Jan. 19th, 2026

Arcadia

Jan. 19th, 2026 09:17 pm
qatsi: (baker)
Book Review: Three Against The Wilderness, by Eric Collier
I've been clearing the bookshelves at Dad's home. Some are definitely to discard: they're of no interest, or they're duplicates; others are plausibly to keep; and others are probably worth a read but unlikely to be kept. This fell into that last category. In many cases it's not clear whether a book was initially Mum's or Dad's; this tale of remote Canadian settlement could go either way (I had increasingly distant family on Mum's side, now lost touch, in British Columbia).

Collier abandoned life in Britain in the 1920s as a young man, disinterested in urban life, and emigrated to Canada. In British Columbia he married a woman of part Native American descent, and obtained a land grant of more than 100,000 acres at least 300 kilometres north of Vancouver. This memoir covers the following 30 years or so, starting with nothing but the woods and a tent for shelter, and horses and a wagon for transport.

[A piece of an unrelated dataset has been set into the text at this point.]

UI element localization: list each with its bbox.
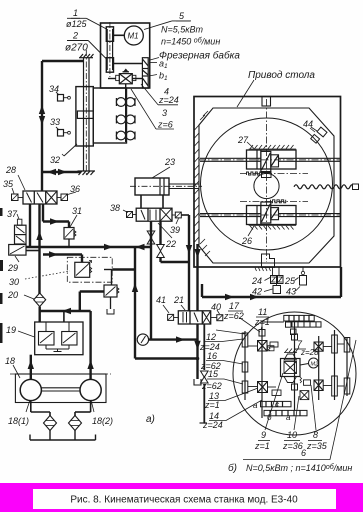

There's an irony in the early chapters of the book, where Collier attributes the poor land quality to the hunting to local extinction of the beaver for furs. As Collier describes it, the Native Americans, who hunted the beaver to extinction, blamed the white settlers and colonisers for not understanding the limits of the resources available - so much for the overwhelming contemporary perception that indigenous peoples live in balance with nature. But, in understanding and managing the land, Collier first mimics the beavers' actions in replenishing dams to improve and manage water supply and local irrigation, and later, persuades the authorities to reintroduce beavers to the area successfully. It feels in this area that Collier was ahead of his time - or perhaps of his time, given that this was mostly almost a hundred years ago - that one would get better results by working with nature rather than attempting fruitlessly to conquer it.

Collier tells of various episodes where the family is imperilled by nature: often by severe weather, occasionally by aggressive wildlife. Fortunately he never seems to have had serious incidents with the few other humans in the area, and his writing is never anything but respectful to native peoples. On the other hand, his attitudes to gender haven't aged so well, though his wife certainly played as much of an equal role as she was allowed, and the necessity of his situation perhaps made things more progressive on that score than he was comfortable with. His son Veasy was home-schooled, which also seems unusual and difficult in such remote circumstances, but must have been successful. Even in the remotest parts, the twentieth century intervenes: Veasy negotiates the introduction of a jeep for transport, and towards the end of the book he leaves to join the Canadian army and serves in the Korean war.